Another modification includes the redefining of taking indecent liberties with a student. The term indecent liberties was redefined as "willfully taking or attempting to take any immoral, improper, or indecent liberties with a student for the purpose of arousing or gratifying sexual desire."
Section 2 deals with the requirements for school officials, including any superintendent, assistant superintendent, associate superintendent, personnel administrator, or principal, to report misconduct toward students. The amendment makes it a requirement for schools officials to report the misconduct to the State Board of Education within five days of dismissal, determination of disciplinary action, or acceptance of resignation.
Failure to report misconduct is now defined as a Class I felony.
Elections Law Changes
One section of changes to North Carolina’s elections law is set to take effect in December, which outlines punishments for anyone who tries to improperly access or disclose ballot records.
Section 37 of SB 747, which takes effect December 1, says that anyone with access to official voted ballots or records who shares how someone voted on that ballot can be charged with a Class 1 misdemeanor. Additionally, anyone who impersonates a chief judge, judge of election, or another precinct official will face a misdemeanor. It will also be deemed a Class 1 misdemeanor for anyone other than an employee with the North Carolina State Board of Elections or a county board of elections to add an identifier to any absentee ballot request form for the purpose of tracking said ballot.
Much of the rest of the law will take effect January 1, 2024. While it was vetoed by Gov. Roy Cooper, a Republican supermajority in both houses of the North Carolina General Assembly pushed the new changes forward. The omnibus law eliminates a three-day grace window for county election offices to count absentee ballots, instead demanding they be counted by the time in-person voting ends at 7:30 p.m. on the date of an election.

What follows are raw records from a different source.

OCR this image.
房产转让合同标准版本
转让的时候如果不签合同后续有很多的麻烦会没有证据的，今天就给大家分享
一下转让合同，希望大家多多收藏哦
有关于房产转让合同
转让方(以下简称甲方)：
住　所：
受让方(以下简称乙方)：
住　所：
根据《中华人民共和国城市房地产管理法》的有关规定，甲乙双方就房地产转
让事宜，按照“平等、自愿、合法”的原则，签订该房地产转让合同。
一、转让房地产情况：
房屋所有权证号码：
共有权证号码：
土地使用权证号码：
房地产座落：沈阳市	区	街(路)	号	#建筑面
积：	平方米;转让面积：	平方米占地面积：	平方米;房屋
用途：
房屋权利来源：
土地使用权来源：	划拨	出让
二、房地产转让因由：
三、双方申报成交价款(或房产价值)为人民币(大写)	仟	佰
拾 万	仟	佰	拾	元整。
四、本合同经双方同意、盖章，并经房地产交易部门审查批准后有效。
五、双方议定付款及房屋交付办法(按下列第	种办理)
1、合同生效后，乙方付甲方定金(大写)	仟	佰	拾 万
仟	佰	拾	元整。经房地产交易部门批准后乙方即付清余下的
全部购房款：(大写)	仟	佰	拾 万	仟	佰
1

Another part of the law, Section 44, will take effect on July 1, 2024. It will prohibit officials from accepting private money to administer elections and directs state courts to inform elections officials about potential jurors who may be disqualified if they aren’t U.S. citizens. That would enable those citizens to be removed from voter rolls. Further, county election boards will be required to maintain a list of eligible voters and continually cross-check them at least once per week to remove people from it who have died or have been convicted of a felony at either the state or federal level. County boards will also be required to send any registered voters who did not vote in an election a confirmation mailing to keep them on the list. Anyone who doesn’t respond will be removed.
SB 747 also makes new allowances for partisan poll observers and toughens the rules by which someone who both registers to vote and cast a ballot during the state’s 17-day early in-person voting period can have their choices count. Those changes, along with others, will take effect on January 1, 2024.

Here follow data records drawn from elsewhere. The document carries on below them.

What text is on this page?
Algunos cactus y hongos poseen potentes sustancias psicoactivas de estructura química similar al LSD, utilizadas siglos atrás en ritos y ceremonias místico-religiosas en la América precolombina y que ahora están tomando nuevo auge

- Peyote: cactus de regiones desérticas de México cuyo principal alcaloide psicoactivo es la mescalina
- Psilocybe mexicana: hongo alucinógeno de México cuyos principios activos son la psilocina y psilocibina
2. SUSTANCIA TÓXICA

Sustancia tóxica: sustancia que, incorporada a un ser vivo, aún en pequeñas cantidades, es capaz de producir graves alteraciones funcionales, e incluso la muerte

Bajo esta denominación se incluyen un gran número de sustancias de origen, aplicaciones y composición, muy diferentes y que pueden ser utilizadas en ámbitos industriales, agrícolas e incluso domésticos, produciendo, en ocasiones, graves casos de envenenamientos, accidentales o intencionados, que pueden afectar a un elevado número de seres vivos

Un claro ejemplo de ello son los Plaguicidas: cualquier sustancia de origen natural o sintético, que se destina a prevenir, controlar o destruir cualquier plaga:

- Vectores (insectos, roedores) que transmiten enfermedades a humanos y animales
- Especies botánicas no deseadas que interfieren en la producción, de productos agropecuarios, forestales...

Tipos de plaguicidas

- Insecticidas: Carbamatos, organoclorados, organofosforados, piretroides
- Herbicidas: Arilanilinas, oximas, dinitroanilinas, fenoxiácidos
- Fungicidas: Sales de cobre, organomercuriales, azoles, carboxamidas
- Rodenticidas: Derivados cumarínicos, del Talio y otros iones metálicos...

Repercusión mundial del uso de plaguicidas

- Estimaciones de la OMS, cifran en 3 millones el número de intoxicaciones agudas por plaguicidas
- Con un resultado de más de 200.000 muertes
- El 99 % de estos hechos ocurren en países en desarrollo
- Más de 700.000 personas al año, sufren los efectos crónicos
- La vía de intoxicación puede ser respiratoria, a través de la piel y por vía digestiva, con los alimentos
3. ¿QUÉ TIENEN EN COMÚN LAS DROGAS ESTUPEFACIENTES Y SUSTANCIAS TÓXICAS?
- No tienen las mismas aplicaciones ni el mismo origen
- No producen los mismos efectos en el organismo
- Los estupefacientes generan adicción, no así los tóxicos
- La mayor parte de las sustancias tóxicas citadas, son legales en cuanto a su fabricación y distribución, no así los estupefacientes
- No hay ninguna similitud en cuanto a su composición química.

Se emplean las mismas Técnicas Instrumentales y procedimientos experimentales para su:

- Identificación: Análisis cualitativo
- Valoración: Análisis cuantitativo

Democrats have lambasted the changes, claiming they suppress voters. Several voter rights groups filed federal lawsuits to challenge the state law. Republicans, however, claim the changes improve election integrity.

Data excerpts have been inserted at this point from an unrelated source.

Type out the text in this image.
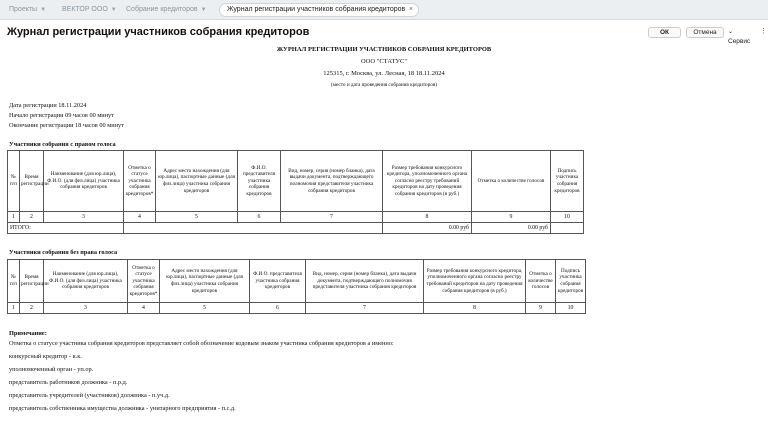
Проекты ▼ ВЕКТОР ООО ▼ Собрание кредиторов ▼	Журнал регистрации участников собрания кредиторов ×
Журнал регистрации участников собрания кредиторов	ОК	Отмена	⌄ Сервис
⋮
ЖУРНАЛ РЕГИСТРАЦИИ УЧАСТНИКОВ СОБРАНИЯ КРЕДИТОРОВ
ООО "СТАТУС"
125315, г. Москва, ул. Лесная, 18 18.11.2024
(место и дата проведения собрания кредиторов)
Дата регистрации 18.11.2024
Начало регистрации 09 часов 00 минут
Окончание регистрации 18 часов 00 минут
Участники собрания с правом голоса
№ п/п	Время регистрации	Наименование (для юр.лица), Ф.И.О. (для физ.лица) участника собрания кредиторов	Отметка о статусе участника собрания кредиторов*	Адрес место нахождения (для юр.лица), паспортные данные (для физ.лица) участника собрания кредиторов	Ф.И.О. представителя участника собрания кредиторов	Вид, номер, серия (номер бланка), дата выдачи документа, подтверждающего полномочия представителя участника собрания кредиторов	Размер требования конкурсного кредитора, уполномоченного органа согласно реестру требований кредиторов на дату проведения собрания кредиторов (в руб.)	Отметка о количестве голосов	Подпись участника собрания кредиторов
1	2	3	4	5	6	7	8	9	10
ИТОГО:							0.00 руб	0.00 руб	
Участники собрания без права голоса
№ п/п	Время регистрации	Наименование (для юр.лица), Ф.И.О. (для физ.лица) участника собрания кредиторов	Отметка о статусе участника собрания кредиторов*	Адрес место нахождения (для юр.лица), паспортные данные (для физ.лица) участника собрания кредиторов	Ф.И.О. представителя участника собрания кредиторов	Вид, номер, серия (номер бланка), дата выдачи документа, подтверждающего полномочия представителя участника собрания кредиторов	Размер требования конкурсного кредитора, уполномоченного органа согласно реестру требований кредиторов на дату проведения собрания кредиторов (в руб.)	Отметка о количестве голосов	Подпись участника собрания кредиторов
1	2	3	4	5	6	7	8	9	10
Примечание:
Отметка о статусе участника собрания кредиторов представляет собой обозначение кодовым знаком участника собрания кредиторов а именно:
конкурсный кредитор - к.к.
уполномоченный орган - уп.ор.
представитель работников должника - п.р.д.
представитель учредителей (участников) должника - п.уч.д.
представитель собственника имущества должника - унитарного предприятия - п.с.д.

The law will also require elections officials to handle public education efforts about photo ID requirements for voting throughout 2024. Additionally, the state Department of Information Technology is expected to study the feasibility of replacing the statewide voting system and provide a report by March 1, 2024. A pilot program for signature verification software will also be launched for the 2024 primary election for mail-in absentee ballots, with the NCSBE required to pick 10 counties for the pilot and provide a final report by May 1, 2024.